In the various data projects you’ve done, what were some considerations that went into gathering and analyzing the data?
The Chicago police used to do these street stops and we FOIA’d for the street stop logs. We got hundreds of thousands of records of street stops and one of the fields that the street stop data had was gang institutions. So we were able build up a map of where all the gangs were in the city and where the gang boundaries were. It was like, “This is so cool, we should try to publish this!” And the other people in the paper were like “That would be a terrible idea!” There’s not really a use value there, but more importantly, you’re producing a map of these contested territories. That itself could become a problem. They [the gangs] would be like, ”that’s not their [territory], I’m going to go take that back from them.”

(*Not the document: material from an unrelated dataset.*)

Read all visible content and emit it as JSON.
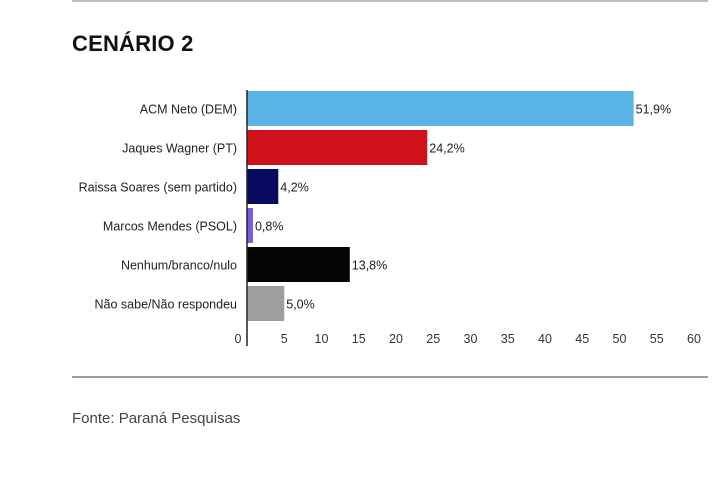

Just because you can do it doesn’t mean it would be a good idea. You have to be sensitive to, “If I put this out in the world, what happens?” If I say these hundred people are all donating to this person, this is all public record, they can all find that, that’s fine. If I say these hundred people have all had abortions or some medical procedure, that’s really private and maybe I change the names or something like that. It depends on the story you’re telling.
This interview is part of our Summer Data Journalism Series where we speak with data journalists based in Chicago and beyond about their work and challenges with data. The interview has been edited for clarity and length.